Wednesday, July 18, 2007

Up betimes at the homeless shelter, being flat broke still, and not wishing to ask Douglas to give me coffee again for the second morning in a row--at least, not to wake him (for he slept still the sleep of the just) to ask him to do so--I went immediately across the street to K-Mart, where I got on the computer (their Net Nanny will not permit me to blog) and played a couple of games of chess on the Postcard Chess computer, losing the first ignominiously, winning gloriously the second. Then, feeling good about myself, I went and found Douglas at the Korean Korner Koffee Kup and had him buy me a cup of coffee while I explained to him the spirit and the significance of the Rococo. I am to meet him here at the main library sometime this morning, and if we find a quiet nook where we can talk, I propose to lead him through the historical stages of that kindliest, wittiest, and most musical flowering of the human spirit, from its first appearance in a mirror over a fireplace in the chateau of Versailles of Louis XIV, to its murder under the knife of the guillotine during the Reign of Terror of Robespierre et Cie.
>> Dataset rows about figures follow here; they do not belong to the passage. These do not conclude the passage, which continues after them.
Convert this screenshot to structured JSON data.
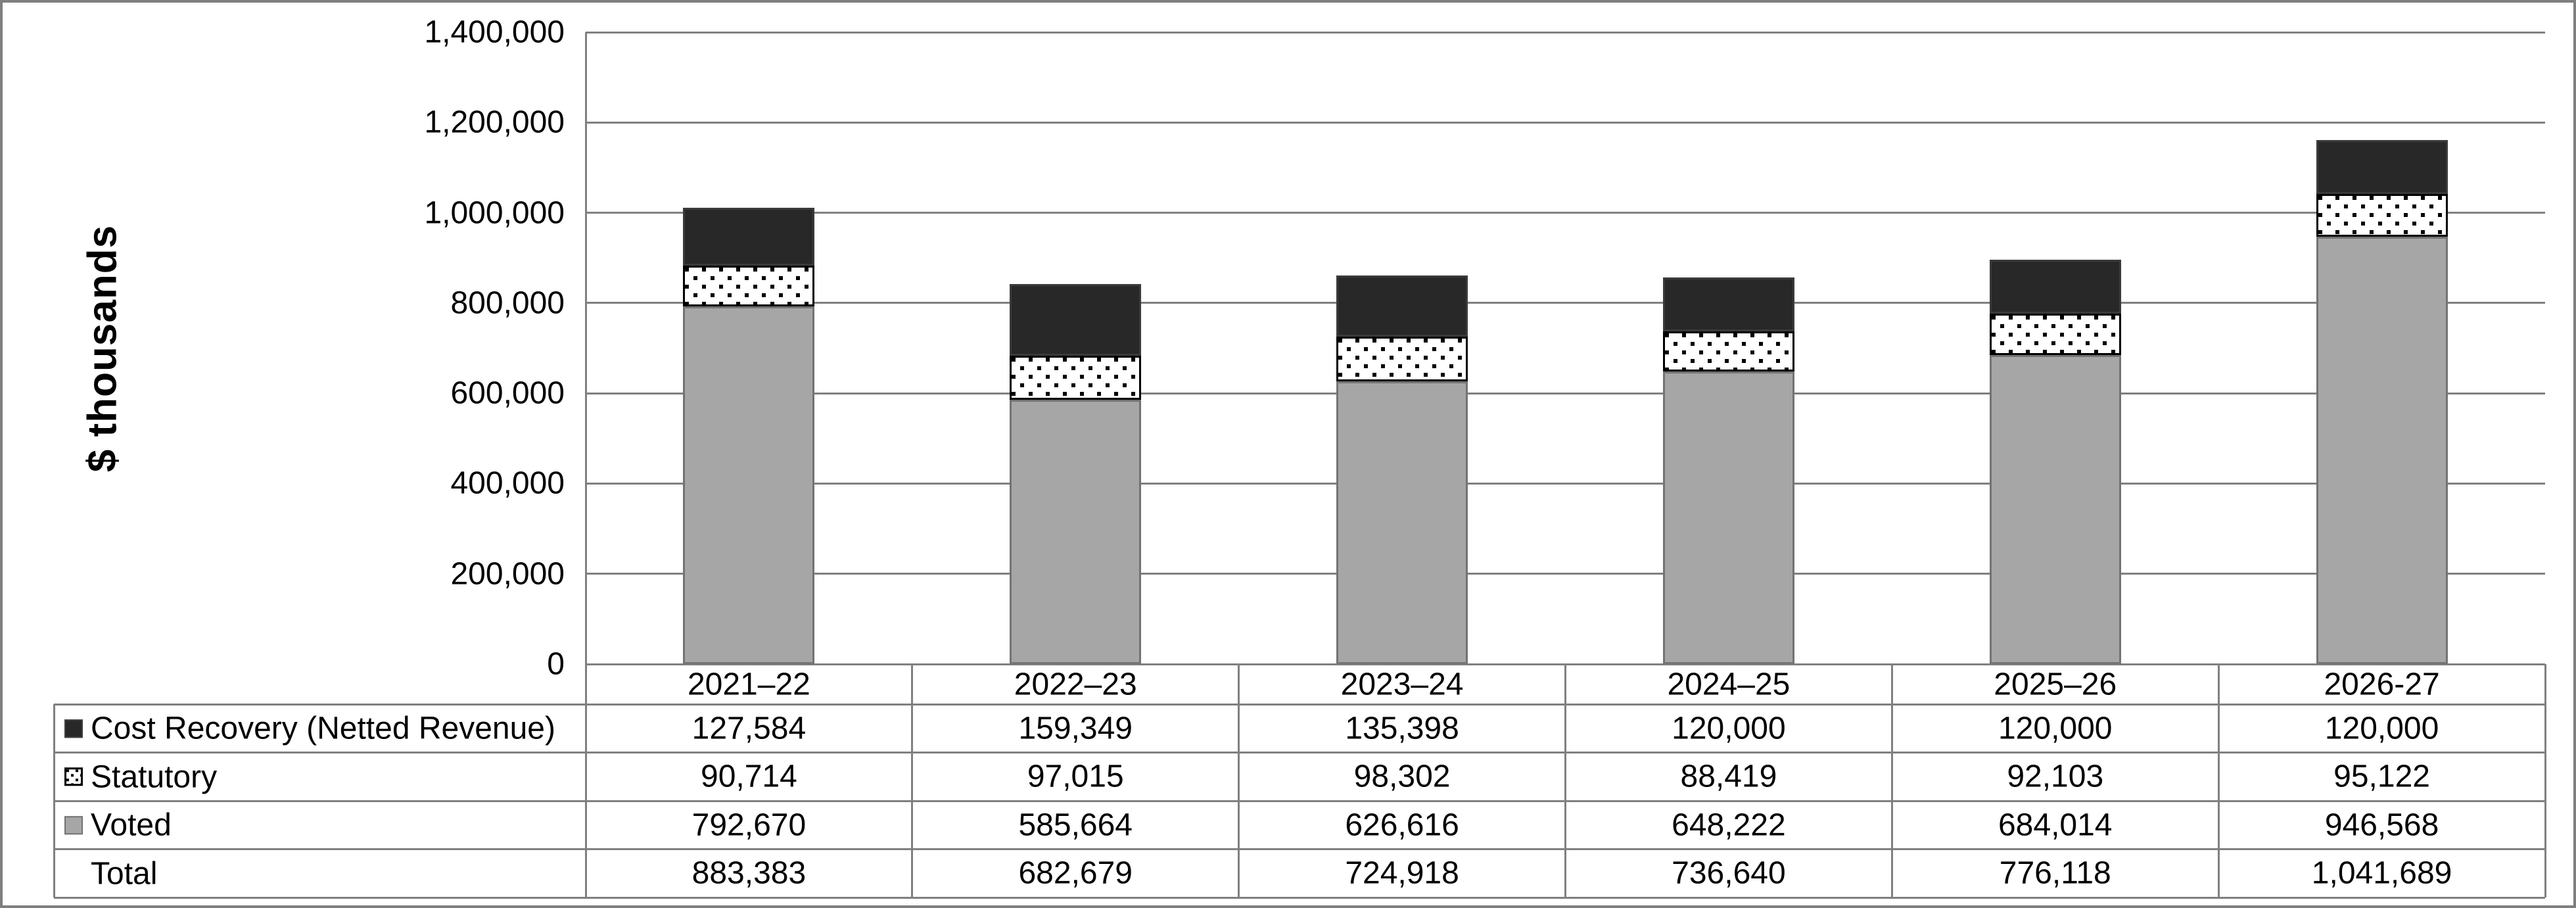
{
  "y_axis_title": "$ thousands",
  "colors": {
    "voted_fill": "#a6a6a6",
    "voted_border": "#737373",
    "cost_recovery_fill": "#282828",
    "statutory_pattern": "black-dots-on-white",
    "gridline": "#808080",
    "figure_border": "#7f7f7f",
    "text": "#000000"
  },
  "chart_data": {
    "type": "bar",
    "stacked": true,
    "stack_order": "bottom-to-top",
    "categories": [
      "2021–22",
      "2022–23",
      "2023–24",
      "2024–25",
      "2025–26",
      "2026-27"
    ],
    "series": [
      {
        "name": "Voted",
        "style": "solid-gray",
        "values": [
          792670,
          585664,
          626616,
          648222,
          684014,
          946568
        ]
      },
      {
        "name": "Statutory",
        "style": "dotted",
        "values": [
          90714,
          97015,
          98302,
          88419,
          92103,
          95122
        ]
      },
      {
        "name": "Cost Recovery (Netted Revenue)",
        "style": "solid-dark",
        "values": [
          127584,
          159349,
          135398,
          120000,
          120000,
          120000
        ]
      }
    ],
    "totals": [
      883383,
      682679,
      724918,
      736640,
      776118,
      1041689
    ],
    "title": "",
    "xlabel": "",
    "ylabel": "$ thousands",
    "ylim": [
      0,
      1400000
    ],
    "ytick_step": 200000,
    "yticks": [
      "0",
      "200,000",
      "400,000",
      "600,000",
      "800,000",
      "1,000,000",
      "1,200,000",
      "1,400,000"
    ],
    "grid": true,
    "legend_position": "table-left-column"
  },
  "table": {
    "header": [
      "2021–22",
      "2022–23",
      "2023–24",
      "2024–25",
      "2025–26",
      "2026-27"
    ],
    "rows": [
      {
        "label": "Cost Recovery (Netted Revenue)",
        "swatch": "dark",
        "values": [
          "127,584",
          "159,349",
          "135,398",
          "120,000",
          "120,000",
          "120,000"
        ]
      },
      {
        "label": "Statutory",
        "swatch": "dotted",
        "values": [
          "90,714",
          "97,015",
          "98,302",
          "88,419",
          "92,103",
          "95,122"
        ]
      },
      {
        "label": "Voted",
        "swatch": "gray",
        "values": [
          "792,670",
          "585,664",
          "626,616",
          "648,222",
          "684,014",
          "946,568"
        ]
      },
      {
        "label": "Total",
        "swatch": "none",
        "values": [
          "883,383",
          "682,679",
          "724,918",
          "736,640",
          "776,118",
          "1,041,689"
        ]
      }
    ]
  }
}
Reading lately: an infinitely fascinating, exquisitely well written book, called Rising Tide, by one (meaning that I, in my ignorance) have never heard of him before) John M. Barry, about: the (whole vast subject of the) Mississippi River, its physical and spiritual nature; the jetties and levees which contain it, and the bridges over it, and the men who built them; and, specifically, the Great Flood of 1927. The subject, though vast, is perfectly marshalled, mastered and coordinated by the author in a manner somehow reminiscent of Moby Dick--without the blowhard hoohah. This book is also, more obviously, reminiscent of Huckleberry Finn and Life on the Mississippi, both of which I have read so many times as virtually to have memorized them, and which float through my reading of this like the ghosts of sidepaddler riverboats, elegant as swans, fulgurant with showers of sparks, trailing black clouds of pitchpine smoke.